Severity level of the check. Default: error.

Example(s):

manifest_checks:
    - name: check_lineage_seed_cannot_be_used
      include: ^models/intermediate|^models/marts

Source code in src/dbt_bouncer/checks/manifest/check_lineage.py
class CheckLineageSeedCannotBeUsed(BaseCheck):
    """Seed cannot be referenced in models with a path that matches the specified `include` config.

    Receives:
        model (DbtBouncerModelBase): The DbtBouncerModelBase object to check.

    Other Parameters:
        exclude (Optional[str]): Regex pattern to match the model path. Model paths that match the pattern will not be checked.
        include (Optional[str]): Regex pattern to match the model path. Only model paths that match the pattern will be checked.
        severity (Optional[Literal["error", "warn"]]): Severity level of the check. Default: `error`.

    Example(s):
        ```yaml
        manifest_checks:
            - name: check_lineage_seed_cannot_be_used
              include: ^models/intermediate|^models/marts
        ```

    """

    model: "DbtBouncerModelBase" = Field(default=None)
    name: Literal["check_lineage_seed_cannot_be_used"]

    def execute(self) -> None:
        """Execute the check."""
        assert not [
            x for x in self.model.depends_on.nodes if x.split(".")[0] == "seed"
        ], f"`{self.model.name}` references a seed even though this is not permitted."
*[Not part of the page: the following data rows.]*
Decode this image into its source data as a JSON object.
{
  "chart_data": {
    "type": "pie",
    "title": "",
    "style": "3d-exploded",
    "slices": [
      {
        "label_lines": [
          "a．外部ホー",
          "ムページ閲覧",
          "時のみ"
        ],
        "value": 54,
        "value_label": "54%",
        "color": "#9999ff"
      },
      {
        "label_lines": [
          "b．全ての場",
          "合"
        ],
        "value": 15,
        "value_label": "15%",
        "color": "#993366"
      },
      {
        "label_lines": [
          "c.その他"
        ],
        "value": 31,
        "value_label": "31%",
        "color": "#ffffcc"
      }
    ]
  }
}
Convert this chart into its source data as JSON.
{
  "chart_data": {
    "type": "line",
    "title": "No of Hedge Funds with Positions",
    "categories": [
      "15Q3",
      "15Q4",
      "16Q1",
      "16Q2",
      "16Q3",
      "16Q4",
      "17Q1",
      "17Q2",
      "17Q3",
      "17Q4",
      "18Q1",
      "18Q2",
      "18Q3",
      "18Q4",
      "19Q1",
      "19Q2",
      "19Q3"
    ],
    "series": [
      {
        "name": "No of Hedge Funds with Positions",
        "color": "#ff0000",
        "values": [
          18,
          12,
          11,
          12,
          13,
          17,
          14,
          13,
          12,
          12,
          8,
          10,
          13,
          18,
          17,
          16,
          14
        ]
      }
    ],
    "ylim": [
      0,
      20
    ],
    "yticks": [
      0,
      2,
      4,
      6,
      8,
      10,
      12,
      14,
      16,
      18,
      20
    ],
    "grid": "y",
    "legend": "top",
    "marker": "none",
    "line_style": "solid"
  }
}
CheckLineageSourceCannotBeUsed #

Sources cannot be referenced in models with a path that matches the specified include config.

Receives at execution time:

Name Type Description
model DbtBouncerModelBase

The DbtBouncerModelBase object to check.

Other Parameters (passed via config file):

Name Type Description
exclude Optional[str]

Regex pattern to match the model path. Model paths that match the pattern will not be checked.

include Optional[str]

Regex pattern to match the model path. Only model paths that match the pattern will be checked.

severity Optional[Literal['error', 'warn']]

Severity level of the check. Default: error.

Example(s):

manifest_checks:
    - name: check_lineage_source_cannot_be_used
      include: ^models/intermediate|^models/marts

Source code in src/dbt_bouncer/checks/manifest/check_lineage.py
class CheckLineageSourceCannotBeUsed(BaseCheck):
    """Sources cannot be referenced in models with a path that matches the specified `include` config.

    Receives:
        model (DbtBouncerModelBase): The DbtBouncerModelBase object to check.

    Other Parameters:
        exclude (Optional[str]): Regex pattern to match the model path. Model paths that match the pattern will not be checked.
        include (Optional[str]): Regex pattern to match the model path. Only model paths that match the pattern will be checked.
        severity (Optional[Literal["error", "warn"]]): Severity level of the check. Default: `error`.

    Example(s):
        ```yaml
        manifest_checks:
            - name: check_lineage_source_cannot_be_used
              include: ^models/intermediate|^models/marts
        ```

    """

    model: "DbtBouncerModelBase" = Field(default=None)
    name: Literal["check_lineage_source_cannot_be_used"]

    def execute(self) -> None:
        """Execute the check."""
        assert not [
            x for x in self.model.depends_on.nodes if x.split(".")[0] == "source"
        ], f"`{self.model.name}` references a source even though this is not permitted."